On the day of the dedication, ominous clouds loomed–a fact which, according to one report, kept numerous invited organizations away. Nonetheless, members of eight different GAR posts, 217 veterans in all, participated in the procession with local marching bands and other groups. Rutland’s ceremonies included an unusual aspect not typically seen in other communities–a theatrical performance featuring 38 women in costume representing the states of the Union and reenacting, in allegorical fashion, the reunification of the country. A woman dressed as the “Goddess of Liberty” made appeals to the various regions, particularly the “chastened” South, until harmony was restored. This, according to a Worcester paper, was a “beautiful feature” of the day’s program and a “very fine affair.” The various monologs (which were printed in the newspaper account) made no mention of slavery but rather stressed themes of “Manifest Destiny” now that the Union has been made whole again.[3]

Rev. Joseph Lovering

The oration of the day was given by Rev. Joseph Lovering of Worcester, chaplain-in-chief of the GAR. The theme of his remarks were very much in keeping with the theatrical. He concluded by saying, “With this hope, speaking from yonder statue…I look with courage into the future. I see villages cluster on the hillsides and distant prairies. I see lakes and rivers and seas populous with the freightage of states and nations. I see railroads multiplied…and of all such progress there is no conceivable end.”[4] Such sentiments were typical of monument dedications of the 1880s and later. Whereas speeches immediately after the war typically emphasized conflict and reflected on the eradication of slavery, later orations tended to sweep such topics aside, focusing on unity, reconciliation and the growing role of the U.S. on the world stage.

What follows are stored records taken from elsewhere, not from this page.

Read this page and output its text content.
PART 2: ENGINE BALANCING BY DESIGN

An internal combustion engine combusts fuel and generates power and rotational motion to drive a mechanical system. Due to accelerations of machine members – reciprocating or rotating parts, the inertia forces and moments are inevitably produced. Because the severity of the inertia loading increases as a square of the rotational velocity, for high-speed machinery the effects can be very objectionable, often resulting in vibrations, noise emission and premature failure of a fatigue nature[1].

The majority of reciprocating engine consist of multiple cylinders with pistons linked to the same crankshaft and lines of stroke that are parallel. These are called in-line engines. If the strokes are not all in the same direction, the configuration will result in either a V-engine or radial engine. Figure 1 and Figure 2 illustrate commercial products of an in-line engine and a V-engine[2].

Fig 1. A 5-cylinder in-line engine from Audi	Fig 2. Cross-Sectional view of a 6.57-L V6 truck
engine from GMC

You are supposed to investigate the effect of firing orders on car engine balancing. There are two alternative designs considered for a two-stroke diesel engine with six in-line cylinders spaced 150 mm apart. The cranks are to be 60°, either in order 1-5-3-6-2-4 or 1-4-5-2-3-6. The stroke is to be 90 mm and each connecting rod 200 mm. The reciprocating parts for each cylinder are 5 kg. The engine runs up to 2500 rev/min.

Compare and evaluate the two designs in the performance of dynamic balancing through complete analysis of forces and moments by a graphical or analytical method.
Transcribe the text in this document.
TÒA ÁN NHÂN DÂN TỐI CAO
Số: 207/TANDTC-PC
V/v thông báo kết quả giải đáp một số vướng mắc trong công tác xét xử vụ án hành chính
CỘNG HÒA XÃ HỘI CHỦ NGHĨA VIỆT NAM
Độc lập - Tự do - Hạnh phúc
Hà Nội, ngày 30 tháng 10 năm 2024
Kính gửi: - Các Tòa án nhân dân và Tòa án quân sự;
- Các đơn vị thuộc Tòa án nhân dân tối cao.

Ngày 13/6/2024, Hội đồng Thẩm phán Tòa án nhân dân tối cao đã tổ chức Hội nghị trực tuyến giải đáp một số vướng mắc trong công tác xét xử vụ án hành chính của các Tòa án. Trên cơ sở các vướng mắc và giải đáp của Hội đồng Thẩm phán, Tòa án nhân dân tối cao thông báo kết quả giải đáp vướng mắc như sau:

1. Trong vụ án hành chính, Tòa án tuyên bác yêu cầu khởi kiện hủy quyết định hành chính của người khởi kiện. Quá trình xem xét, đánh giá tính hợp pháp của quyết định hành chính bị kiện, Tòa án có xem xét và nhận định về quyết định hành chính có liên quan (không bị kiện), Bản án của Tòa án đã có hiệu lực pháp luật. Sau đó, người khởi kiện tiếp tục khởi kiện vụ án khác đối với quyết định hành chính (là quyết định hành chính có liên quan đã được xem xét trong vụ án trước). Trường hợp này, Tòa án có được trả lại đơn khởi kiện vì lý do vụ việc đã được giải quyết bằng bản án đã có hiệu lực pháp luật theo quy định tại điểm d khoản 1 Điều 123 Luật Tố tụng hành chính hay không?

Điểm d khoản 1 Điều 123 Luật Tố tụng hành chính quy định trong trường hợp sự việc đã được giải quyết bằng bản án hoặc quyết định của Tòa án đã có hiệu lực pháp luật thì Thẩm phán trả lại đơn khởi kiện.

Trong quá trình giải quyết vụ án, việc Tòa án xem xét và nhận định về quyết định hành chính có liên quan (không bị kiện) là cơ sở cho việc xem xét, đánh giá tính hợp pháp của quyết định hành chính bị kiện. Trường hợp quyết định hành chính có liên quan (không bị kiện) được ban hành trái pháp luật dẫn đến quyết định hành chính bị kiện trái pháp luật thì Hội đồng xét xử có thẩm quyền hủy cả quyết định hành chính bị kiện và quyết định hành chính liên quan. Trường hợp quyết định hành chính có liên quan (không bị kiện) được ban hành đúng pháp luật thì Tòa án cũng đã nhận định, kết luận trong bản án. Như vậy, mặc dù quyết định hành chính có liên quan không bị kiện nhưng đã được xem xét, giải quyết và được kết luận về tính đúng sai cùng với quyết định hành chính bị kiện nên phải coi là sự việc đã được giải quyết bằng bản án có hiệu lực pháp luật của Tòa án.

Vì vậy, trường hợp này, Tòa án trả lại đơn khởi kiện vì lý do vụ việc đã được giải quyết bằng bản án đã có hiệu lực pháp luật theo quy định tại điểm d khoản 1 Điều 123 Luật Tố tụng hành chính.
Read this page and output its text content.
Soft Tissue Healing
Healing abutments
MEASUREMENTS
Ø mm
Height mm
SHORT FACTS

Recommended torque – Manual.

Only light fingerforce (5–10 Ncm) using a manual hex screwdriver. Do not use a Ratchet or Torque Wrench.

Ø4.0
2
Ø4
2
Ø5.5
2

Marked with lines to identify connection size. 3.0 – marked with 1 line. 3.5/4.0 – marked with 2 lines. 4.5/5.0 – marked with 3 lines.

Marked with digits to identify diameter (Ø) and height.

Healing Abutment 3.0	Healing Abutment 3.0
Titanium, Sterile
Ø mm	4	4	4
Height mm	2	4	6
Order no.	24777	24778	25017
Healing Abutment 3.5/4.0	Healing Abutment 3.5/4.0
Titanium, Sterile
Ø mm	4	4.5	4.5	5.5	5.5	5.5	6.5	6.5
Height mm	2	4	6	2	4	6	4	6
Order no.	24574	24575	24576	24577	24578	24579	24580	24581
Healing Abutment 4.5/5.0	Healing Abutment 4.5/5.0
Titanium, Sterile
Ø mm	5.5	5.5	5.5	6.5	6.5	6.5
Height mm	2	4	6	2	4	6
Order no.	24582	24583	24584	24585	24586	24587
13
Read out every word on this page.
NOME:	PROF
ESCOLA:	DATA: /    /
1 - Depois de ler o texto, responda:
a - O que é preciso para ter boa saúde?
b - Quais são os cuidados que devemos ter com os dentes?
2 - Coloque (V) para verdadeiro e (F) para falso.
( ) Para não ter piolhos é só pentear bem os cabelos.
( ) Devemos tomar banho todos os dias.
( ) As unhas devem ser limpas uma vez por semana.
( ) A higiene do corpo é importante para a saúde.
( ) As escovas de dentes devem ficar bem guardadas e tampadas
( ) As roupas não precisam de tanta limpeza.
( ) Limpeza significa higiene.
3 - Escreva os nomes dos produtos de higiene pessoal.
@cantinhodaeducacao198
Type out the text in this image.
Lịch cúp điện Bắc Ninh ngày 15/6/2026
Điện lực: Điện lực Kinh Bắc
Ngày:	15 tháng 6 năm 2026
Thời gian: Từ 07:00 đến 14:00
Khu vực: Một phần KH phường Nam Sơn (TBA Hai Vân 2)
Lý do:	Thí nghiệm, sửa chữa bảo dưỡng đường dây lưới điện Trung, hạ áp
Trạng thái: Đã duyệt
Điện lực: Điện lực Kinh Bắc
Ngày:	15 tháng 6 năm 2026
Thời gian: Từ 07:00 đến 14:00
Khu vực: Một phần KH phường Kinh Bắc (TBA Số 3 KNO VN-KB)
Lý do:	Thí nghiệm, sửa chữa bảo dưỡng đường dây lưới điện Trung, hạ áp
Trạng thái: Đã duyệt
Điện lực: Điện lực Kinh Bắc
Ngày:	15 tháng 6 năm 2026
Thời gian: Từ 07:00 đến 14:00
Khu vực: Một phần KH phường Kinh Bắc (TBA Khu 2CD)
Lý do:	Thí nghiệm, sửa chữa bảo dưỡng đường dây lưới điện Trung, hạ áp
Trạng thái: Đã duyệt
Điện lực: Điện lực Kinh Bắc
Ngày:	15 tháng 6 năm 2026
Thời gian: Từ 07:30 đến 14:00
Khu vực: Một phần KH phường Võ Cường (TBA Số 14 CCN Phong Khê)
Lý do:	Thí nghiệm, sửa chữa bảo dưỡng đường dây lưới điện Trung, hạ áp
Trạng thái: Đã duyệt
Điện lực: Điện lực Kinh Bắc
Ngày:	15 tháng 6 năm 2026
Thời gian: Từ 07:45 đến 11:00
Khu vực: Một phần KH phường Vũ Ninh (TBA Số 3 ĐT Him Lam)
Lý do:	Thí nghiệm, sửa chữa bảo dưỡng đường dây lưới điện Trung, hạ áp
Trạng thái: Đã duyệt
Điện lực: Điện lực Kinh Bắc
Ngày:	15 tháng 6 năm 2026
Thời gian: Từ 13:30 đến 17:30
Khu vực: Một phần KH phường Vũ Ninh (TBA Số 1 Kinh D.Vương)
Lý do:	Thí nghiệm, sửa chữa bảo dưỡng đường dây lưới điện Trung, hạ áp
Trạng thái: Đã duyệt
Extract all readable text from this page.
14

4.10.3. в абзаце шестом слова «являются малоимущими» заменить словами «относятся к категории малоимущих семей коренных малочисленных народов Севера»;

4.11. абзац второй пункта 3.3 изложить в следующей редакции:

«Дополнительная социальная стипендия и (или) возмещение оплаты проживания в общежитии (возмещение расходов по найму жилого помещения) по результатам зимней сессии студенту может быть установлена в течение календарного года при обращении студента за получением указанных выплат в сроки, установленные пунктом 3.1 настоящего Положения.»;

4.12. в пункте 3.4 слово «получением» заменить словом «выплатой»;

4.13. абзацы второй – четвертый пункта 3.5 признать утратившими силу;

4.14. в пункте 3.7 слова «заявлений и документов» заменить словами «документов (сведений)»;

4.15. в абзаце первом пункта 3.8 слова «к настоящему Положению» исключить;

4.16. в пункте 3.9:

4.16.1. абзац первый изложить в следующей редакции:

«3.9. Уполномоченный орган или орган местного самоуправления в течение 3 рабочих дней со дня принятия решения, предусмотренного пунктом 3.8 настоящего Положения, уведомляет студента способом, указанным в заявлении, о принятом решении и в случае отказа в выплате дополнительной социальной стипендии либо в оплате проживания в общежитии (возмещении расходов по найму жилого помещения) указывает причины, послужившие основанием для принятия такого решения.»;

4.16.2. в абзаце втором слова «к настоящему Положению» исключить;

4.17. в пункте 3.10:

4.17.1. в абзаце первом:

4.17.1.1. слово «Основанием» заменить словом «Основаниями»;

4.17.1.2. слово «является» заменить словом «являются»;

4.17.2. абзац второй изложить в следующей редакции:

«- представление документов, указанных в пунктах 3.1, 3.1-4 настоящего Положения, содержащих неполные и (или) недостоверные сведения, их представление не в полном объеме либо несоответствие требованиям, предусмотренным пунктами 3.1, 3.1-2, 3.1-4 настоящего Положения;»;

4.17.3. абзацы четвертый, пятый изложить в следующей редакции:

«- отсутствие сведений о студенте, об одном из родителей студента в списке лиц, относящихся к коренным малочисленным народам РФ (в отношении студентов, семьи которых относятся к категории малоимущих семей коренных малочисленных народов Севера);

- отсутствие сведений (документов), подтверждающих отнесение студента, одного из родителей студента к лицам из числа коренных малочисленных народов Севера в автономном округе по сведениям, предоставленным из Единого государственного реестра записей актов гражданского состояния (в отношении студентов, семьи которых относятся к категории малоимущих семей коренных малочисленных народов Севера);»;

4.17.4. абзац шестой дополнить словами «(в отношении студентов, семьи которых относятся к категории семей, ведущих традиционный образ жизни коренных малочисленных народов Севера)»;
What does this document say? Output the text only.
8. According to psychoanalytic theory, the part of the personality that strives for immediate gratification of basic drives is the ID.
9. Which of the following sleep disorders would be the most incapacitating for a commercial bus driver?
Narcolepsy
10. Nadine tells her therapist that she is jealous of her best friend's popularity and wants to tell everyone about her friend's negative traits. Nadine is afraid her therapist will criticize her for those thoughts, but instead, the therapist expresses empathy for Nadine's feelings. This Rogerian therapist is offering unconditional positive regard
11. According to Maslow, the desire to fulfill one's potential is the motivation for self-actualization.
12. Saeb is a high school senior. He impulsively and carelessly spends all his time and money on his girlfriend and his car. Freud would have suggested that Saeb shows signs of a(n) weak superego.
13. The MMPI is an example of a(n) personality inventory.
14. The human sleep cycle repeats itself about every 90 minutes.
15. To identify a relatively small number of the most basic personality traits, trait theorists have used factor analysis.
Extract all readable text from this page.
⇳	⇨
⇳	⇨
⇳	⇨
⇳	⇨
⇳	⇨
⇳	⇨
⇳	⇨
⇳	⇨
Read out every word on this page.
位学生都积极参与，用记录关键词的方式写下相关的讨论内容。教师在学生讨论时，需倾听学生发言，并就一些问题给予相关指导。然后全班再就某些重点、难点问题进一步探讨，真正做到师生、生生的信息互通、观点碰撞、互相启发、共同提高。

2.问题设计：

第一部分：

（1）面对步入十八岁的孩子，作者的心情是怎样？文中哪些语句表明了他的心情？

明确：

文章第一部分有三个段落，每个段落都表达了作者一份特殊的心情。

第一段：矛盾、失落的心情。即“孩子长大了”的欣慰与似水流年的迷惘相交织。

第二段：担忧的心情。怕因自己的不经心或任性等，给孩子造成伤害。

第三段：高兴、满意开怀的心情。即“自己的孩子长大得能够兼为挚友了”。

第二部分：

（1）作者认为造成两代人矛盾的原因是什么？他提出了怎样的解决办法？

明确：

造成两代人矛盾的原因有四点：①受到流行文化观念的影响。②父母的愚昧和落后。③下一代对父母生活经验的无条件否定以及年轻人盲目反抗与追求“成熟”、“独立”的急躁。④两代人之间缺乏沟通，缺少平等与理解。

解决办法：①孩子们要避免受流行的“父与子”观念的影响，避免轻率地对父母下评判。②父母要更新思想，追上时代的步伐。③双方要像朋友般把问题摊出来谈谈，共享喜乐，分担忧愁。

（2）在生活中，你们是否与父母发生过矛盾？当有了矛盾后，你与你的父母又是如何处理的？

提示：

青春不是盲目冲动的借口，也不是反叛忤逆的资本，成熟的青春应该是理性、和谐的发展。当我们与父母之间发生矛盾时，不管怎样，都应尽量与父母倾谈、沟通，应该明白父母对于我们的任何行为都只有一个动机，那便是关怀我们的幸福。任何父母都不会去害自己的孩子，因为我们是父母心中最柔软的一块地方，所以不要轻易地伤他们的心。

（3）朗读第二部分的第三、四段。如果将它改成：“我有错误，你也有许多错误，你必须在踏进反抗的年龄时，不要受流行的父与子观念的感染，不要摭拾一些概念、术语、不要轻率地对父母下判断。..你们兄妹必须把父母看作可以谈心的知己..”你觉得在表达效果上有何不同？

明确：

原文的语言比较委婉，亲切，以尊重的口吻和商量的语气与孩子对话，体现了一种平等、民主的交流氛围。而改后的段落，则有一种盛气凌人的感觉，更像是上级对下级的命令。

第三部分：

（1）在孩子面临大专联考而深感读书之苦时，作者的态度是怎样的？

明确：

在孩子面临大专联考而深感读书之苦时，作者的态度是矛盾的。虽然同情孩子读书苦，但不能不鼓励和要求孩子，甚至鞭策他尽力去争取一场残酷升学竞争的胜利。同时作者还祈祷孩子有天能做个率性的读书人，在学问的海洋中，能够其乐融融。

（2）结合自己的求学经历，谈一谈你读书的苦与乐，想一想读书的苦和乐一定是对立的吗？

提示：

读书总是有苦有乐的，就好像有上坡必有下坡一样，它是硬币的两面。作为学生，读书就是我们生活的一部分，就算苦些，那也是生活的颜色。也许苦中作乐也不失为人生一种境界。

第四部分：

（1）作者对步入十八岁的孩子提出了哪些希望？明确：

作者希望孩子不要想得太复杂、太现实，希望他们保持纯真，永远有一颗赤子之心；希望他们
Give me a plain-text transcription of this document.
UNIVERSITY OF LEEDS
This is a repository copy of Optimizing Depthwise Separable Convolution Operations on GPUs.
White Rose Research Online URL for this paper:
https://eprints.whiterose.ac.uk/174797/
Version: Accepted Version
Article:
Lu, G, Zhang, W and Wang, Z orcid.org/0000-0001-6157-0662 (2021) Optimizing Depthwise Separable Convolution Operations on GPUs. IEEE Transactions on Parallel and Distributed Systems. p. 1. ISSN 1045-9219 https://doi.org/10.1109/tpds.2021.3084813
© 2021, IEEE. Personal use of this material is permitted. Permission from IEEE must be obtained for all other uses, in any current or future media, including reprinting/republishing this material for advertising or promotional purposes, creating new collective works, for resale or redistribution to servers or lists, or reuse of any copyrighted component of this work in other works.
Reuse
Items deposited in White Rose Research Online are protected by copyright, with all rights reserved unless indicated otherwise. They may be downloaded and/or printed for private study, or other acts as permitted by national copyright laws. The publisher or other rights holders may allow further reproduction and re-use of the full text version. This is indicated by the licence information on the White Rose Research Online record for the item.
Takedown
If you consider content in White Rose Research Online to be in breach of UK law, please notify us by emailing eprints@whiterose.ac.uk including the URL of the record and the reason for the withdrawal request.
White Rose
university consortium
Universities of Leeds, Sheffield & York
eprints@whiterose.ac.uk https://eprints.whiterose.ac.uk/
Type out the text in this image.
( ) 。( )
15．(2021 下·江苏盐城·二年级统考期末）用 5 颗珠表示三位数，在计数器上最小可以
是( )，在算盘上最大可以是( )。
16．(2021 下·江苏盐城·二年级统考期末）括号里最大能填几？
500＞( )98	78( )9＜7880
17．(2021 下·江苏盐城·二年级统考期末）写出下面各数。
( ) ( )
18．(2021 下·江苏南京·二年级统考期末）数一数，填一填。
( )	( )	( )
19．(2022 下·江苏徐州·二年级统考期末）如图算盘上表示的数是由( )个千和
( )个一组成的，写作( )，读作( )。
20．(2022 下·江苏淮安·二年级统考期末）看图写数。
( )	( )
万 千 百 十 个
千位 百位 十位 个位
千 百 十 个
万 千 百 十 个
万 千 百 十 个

The Great New England Hurricane of 1938 which caused havoc throughout so much of central and western Massachusetts did not spare the Rutland soldiers monument. The statue atop the monument, according to a local publication, was “destroyed.”[5] It seems more likely that the statue was toppled and perhaps damaged but returned intact to its column as the extant sculpture appears to be the original. At present it’s not clear when this repair work was done.

Click images to enlarge:

[1] Bernice May Anderson, Rutland, Images of America Series, (Charleston, SC: Arcadia Publishing, 2000),
[2] Massachusetts Soldiers, Sailors and Marines in the Civil War, volume 4.
[3] “Gala Day in Rutland,” Worcester Daily Spy, July 5, 1880, 2.
[4] Ibid.
[5] Rutland Massachusetts: Celebration souvenir booklet: 250th anniversary of the town’s incorporation, (Rutland: Souvenir Booklet Committee, 1972), 30.